Out along the freeway they're erecting these bloody great wooden
walls, 4 to 5 metres high, accoustic barriers to cut down on the road
noise that permeates the surrounding suburbs. In a trial, the
university checks out the noise-attenuating properties of the walls,
placing microphones in strategic places, etc., all according to the
rules for a proper, scientific, experiment.
Zilch, is the answer. The walls have no sound-deadening effect in the
houses and backyards, zero, none whatsoever. Indeed, where the walls
curve around corners, there are places the road noise is actually
amplified.
But the residents love the barriers. 'Up goes a wall,' they say, 'and
down goes the traffic noise. We can tell. We live here, and that is
our experience. Reduced accoustic pollution.' The wall-building
program goes on, costing millions. The residents adore their new
'quiet', swear by it. The accoustic scientists pack their equipment
and charts, slink back to the campus.
Human perception is the instrument we rely on to secure recognition,
recognition, for example, that an event in the sequence is
sufficiently abnormal to signify that the 'error chain' has taken
charge. Yet we know the measuring instrument is totally unreliable.
How can we, then, claim to use it - judgement - to enhance safety?
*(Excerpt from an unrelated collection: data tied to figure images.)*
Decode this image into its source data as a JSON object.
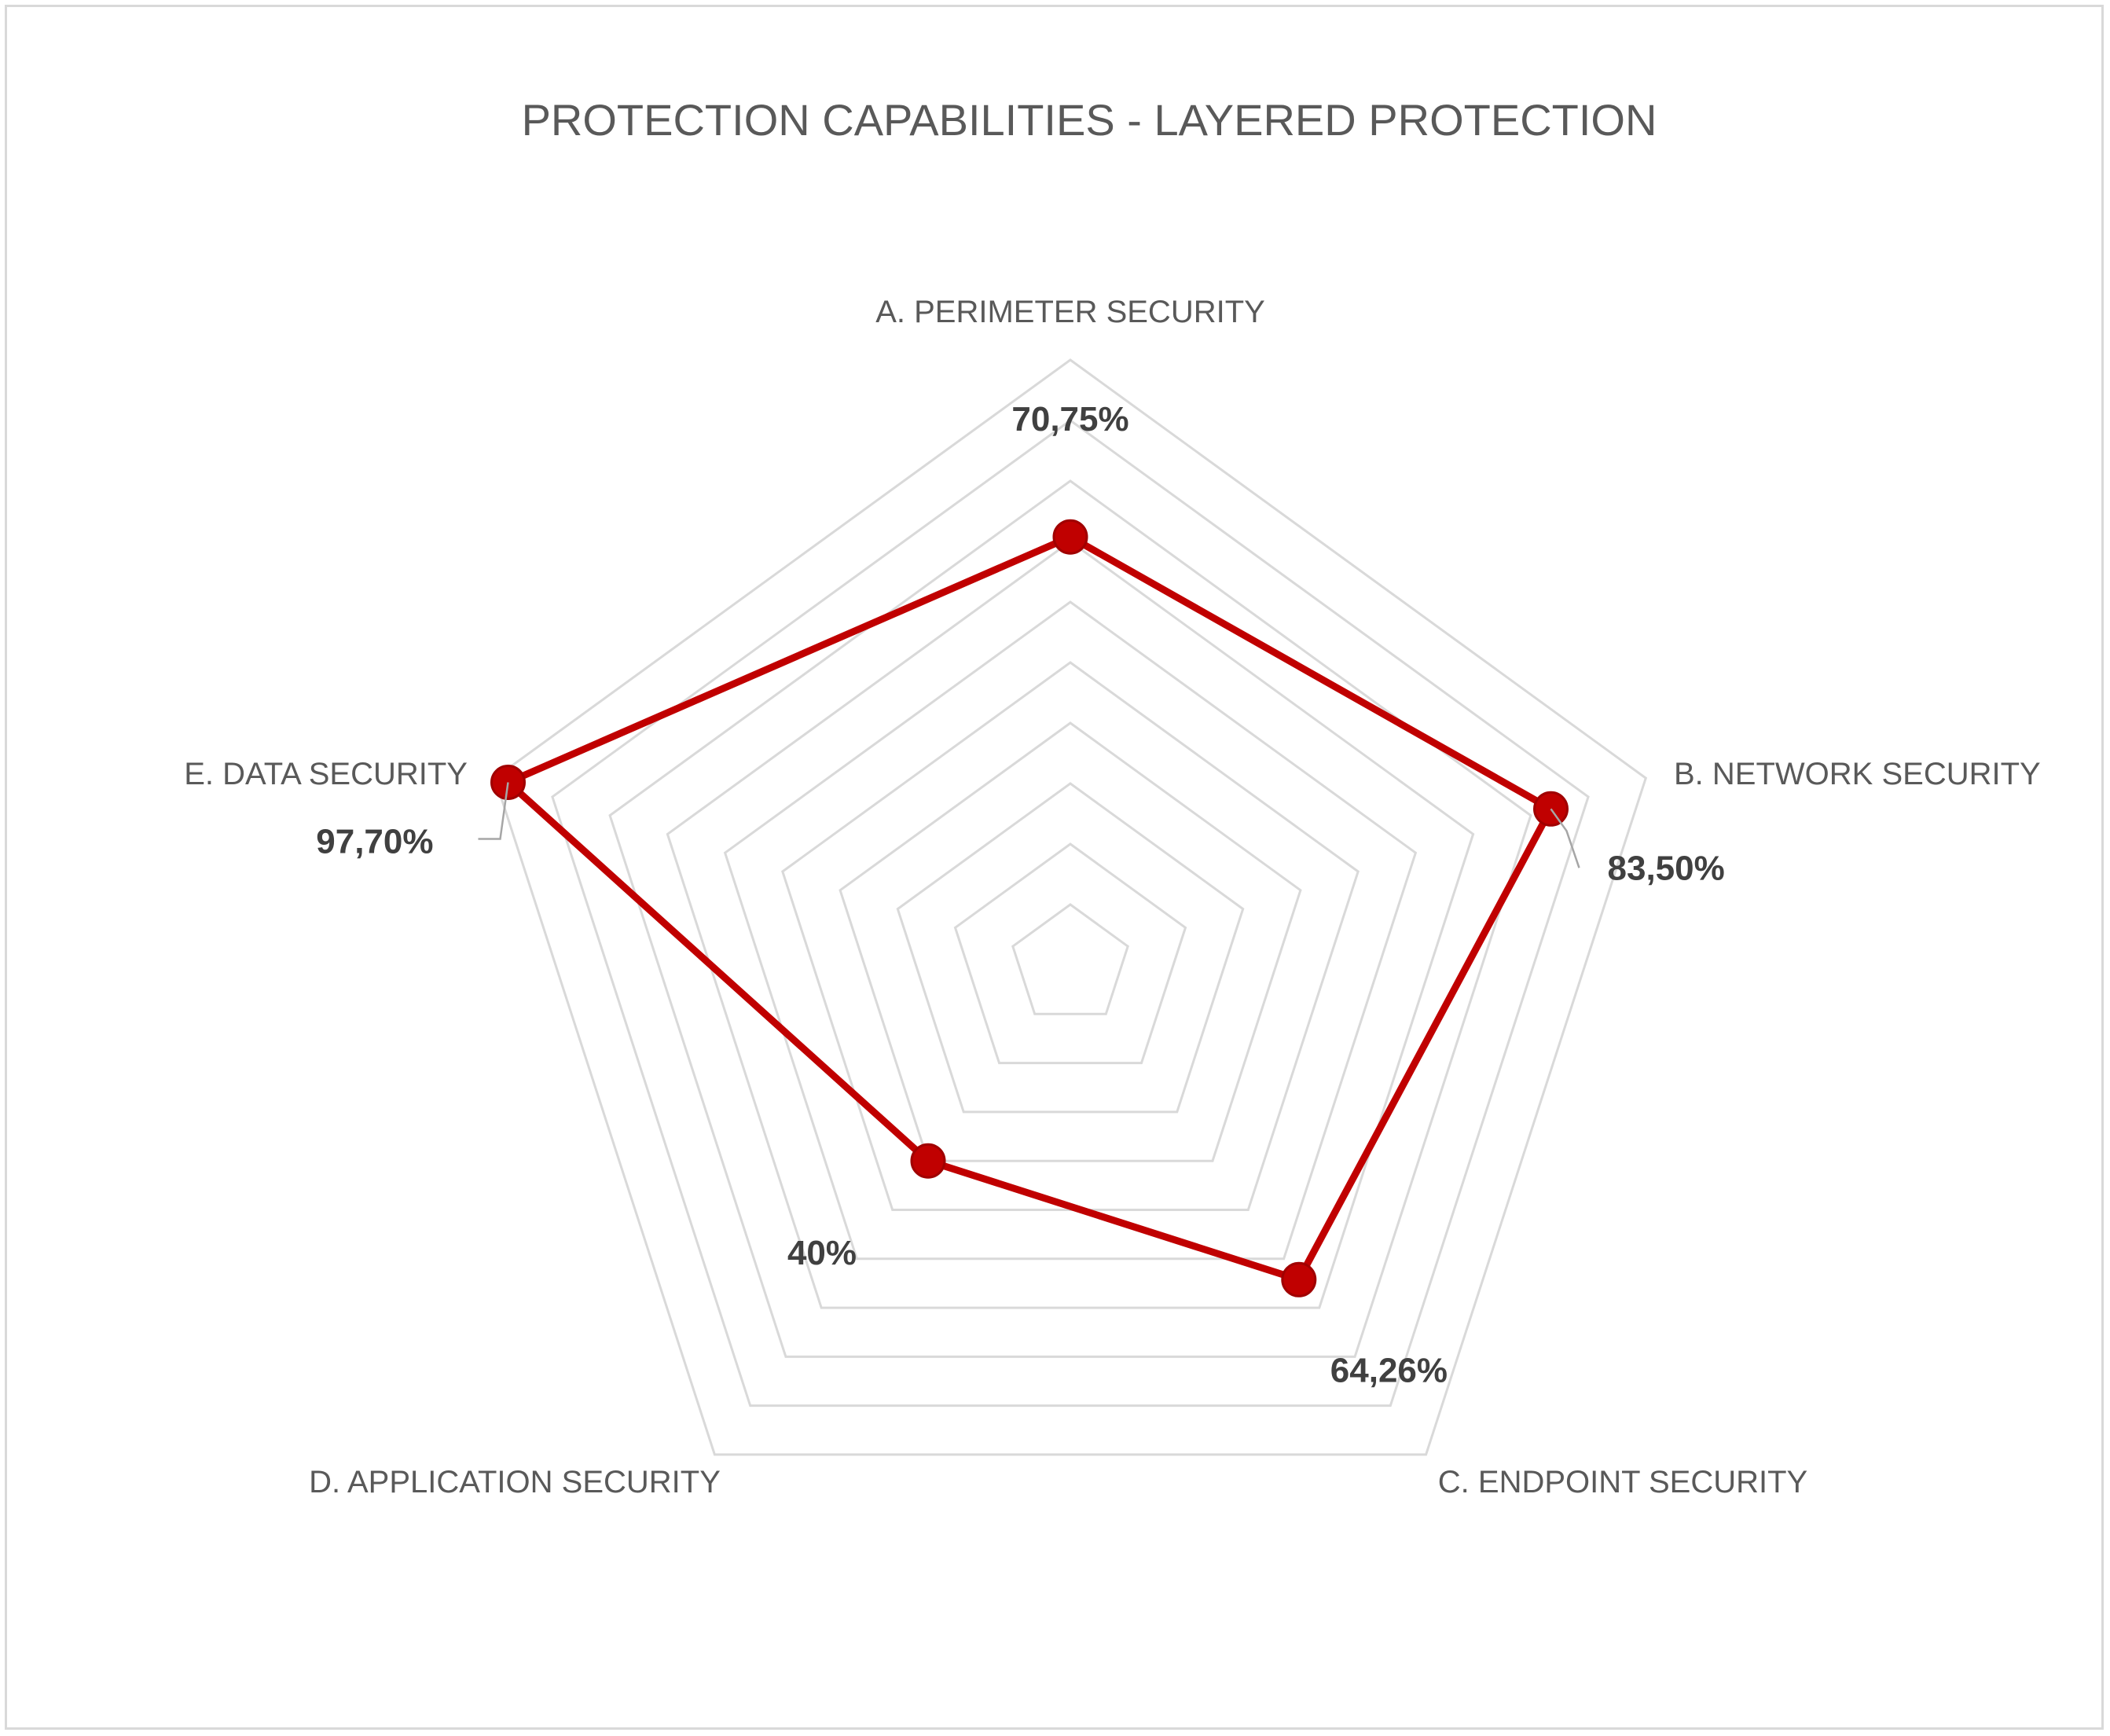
{
  "chart_data": {
    "type": "radar",
    "title": "PROTECTION CAPABILITIES - LAYERED PROTECTION",
    "categories": [
      "A. PERIMETER SECURITY",
      "B. NETWORK SECURITY",
      "C. ENDPOINT SECURITY",
      "D. APPLICATION SECURITY",
      "E. DATA SECURITY"
    ],
    "series": [
      {
        "values": [
          70.75,
          83.5,
          64.26,
          40,
          97.7
        ],
        "labels": [
          "70,75%",
          "83,50%",
          "64,26%",
          "40%",
          "97,70%"
        ],
        "color": "#c00000"
      }
    ],
    "rlim": [
      0,
      100
    ],
    "gridlines": 10,
    "grid": true,
    "legend": "none"
  }
}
Calibrate it. I know the mechanism that distorts judgement, in these
matters. I learned that through practice. I can lead other pilots
through the same exercises, letting them discover their own
'recognition-blocking' tendency. It's all done, in vitro, in an
empirical environment. You replicate key sensations so that they can
be observed in such a way as to supply the learning experience. And it
works. If people learn, through such real, personal, experience, the
influences that corrupt their perception, they enhance accuracy and
reliability factors in their judgement. They improve recognition.
Late night in the Southern ocean, mid-winter, the DDG is pitching and
rolling, it's freezing cold in the ward room, this is no place for a
sensitive Air Force pilot! (They don't even have proper beds on this
tub!) Salvation exists in the form of an artificial fireplace nestled
in the wall. We huddle around it, hands stretched out to the warmth. A
pile of plastic 'coals' glows in the grate of this life-saving piece
of kitsch.
One of the Navy officers leans forward, flicks a switch. The coals
die. Instant chill! I snarl through chattering teeth, 'Turn the bloody
thing back on.' They all fall around laughing, him and the other naval
blokes. 'Idiots!' I think, 'The terrible legacy of recruitment from
amongst the lower classes.' Later, they point out that the heat source
is actually a three-bar radiator below the 'fire', that the switch
merely turned off the light bulb behind the 'coals', took out the
visuals, so to speak, the heat having remained on throughout. Sure
fooled me.
Good experience, though. You can only learn about the things that go
wrong with our judgement through experience. Talking about it, hearing
about it, watching videos, none of that will do it. You must
experience it, in a controlled environment, with the 'background
noise' of familiarity and old habits tuned all the way down.
'Enhance accuracy and reliability factors in judgement'. Isn't that
what we are trying for? Exposure to training like this is damned
uncomfortable, hence its lack of popularity. But it must be done.
So much for 'recognize'. I'll leave 'respond' to you, Vince.